Last year Symbian made just under €48m in royalty payments. If we (conservatively) assume that two thirds of Symbian handsets are Nokia's then the company is paying €32m a year in royalties to Symbian. As Matt Lewis research director at ARC Chart puts it: "They're buying ownership of the company, they no longer need to pay for the Symbian licence ... forever."

But the fact that Nokia was so closely tied to Symbian was already making the competition uncomfortable, and outright ownership isn't going to help that. So by throwing the whole bundle into open source Nokia is attempting to allay those fears, though at a cost of their own revenue.

The question of how Nokia is going to make money was asked directly at the press conference, and it was explained that the deal would lead to Nokia selling more products - a reference hastily amended to "phones" to remind the assembled that they are still a mobile-phone company.

Except that Nokia has swallowed the Web 2.0 red pill, and parts of the company see themselves as a provider of cloud services with no need for owning an OS, creating a graphical layer or even making handsets. So the new Nokia doesn't need revenue from software licences and the competition doesn't want to licence a Nokia-owned platform - so will they take it for free?

My esteemed colleague, Andrew Orlowski, sees the end of the Symbian dream, as companies shy away from a Nokia-controlled entity, regardless of promises of eventual independence [no I don't - Andrew]. All the Symbian employees will be Nokia employees; adding the word "foundation" does not make a body independent.

Andrew may have been at the launch of Symbian 10 years ago, but I wrote my first EPOC code more than 20 years ago (Top Speed anyone?), and I believe more manufacturers will embrace a platform with proven ability and utility as well as a significant back-catalogue of applications, especially once it's free.

Programming Symbian might be something of a black art, but availability of applications has never sold handsets (if it did we'd all be using Palm OS) and the Symbian platform is sufficiently flexible for the few applications people actually want to use as well as allowing enhancements when technology moves on.
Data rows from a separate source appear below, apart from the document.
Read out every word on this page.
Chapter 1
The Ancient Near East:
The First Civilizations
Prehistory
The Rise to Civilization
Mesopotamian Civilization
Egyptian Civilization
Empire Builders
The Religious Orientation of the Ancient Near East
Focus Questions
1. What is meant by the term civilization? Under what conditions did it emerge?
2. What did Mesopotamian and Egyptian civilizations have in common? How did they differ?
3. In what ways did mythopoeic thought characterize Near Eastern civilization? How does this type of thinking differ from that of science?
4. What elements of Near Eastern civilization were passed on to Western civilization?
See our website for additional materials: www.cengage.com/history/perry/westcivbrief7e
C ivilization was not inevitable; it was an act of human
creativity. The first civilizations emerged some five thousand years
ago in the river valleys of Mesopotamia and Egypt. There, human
Symbian, open source or otherwise, will continue to be a significant player in the mobile phone business. Today's announcement will only increase its market share, but how that leads to greater revenue for Nokia is another matter entirely. So the question becomes if the Symbian Foundation could survive the demise (or radical restructuring) of its overbearing parent. ®

* Eagle-eyed readers have noticed that the Symbian-royalty figure used is for the last quarter, not the year, so Nokia actually snapped up Symbian for 8 quarters of royalty: 2 years rather than 8.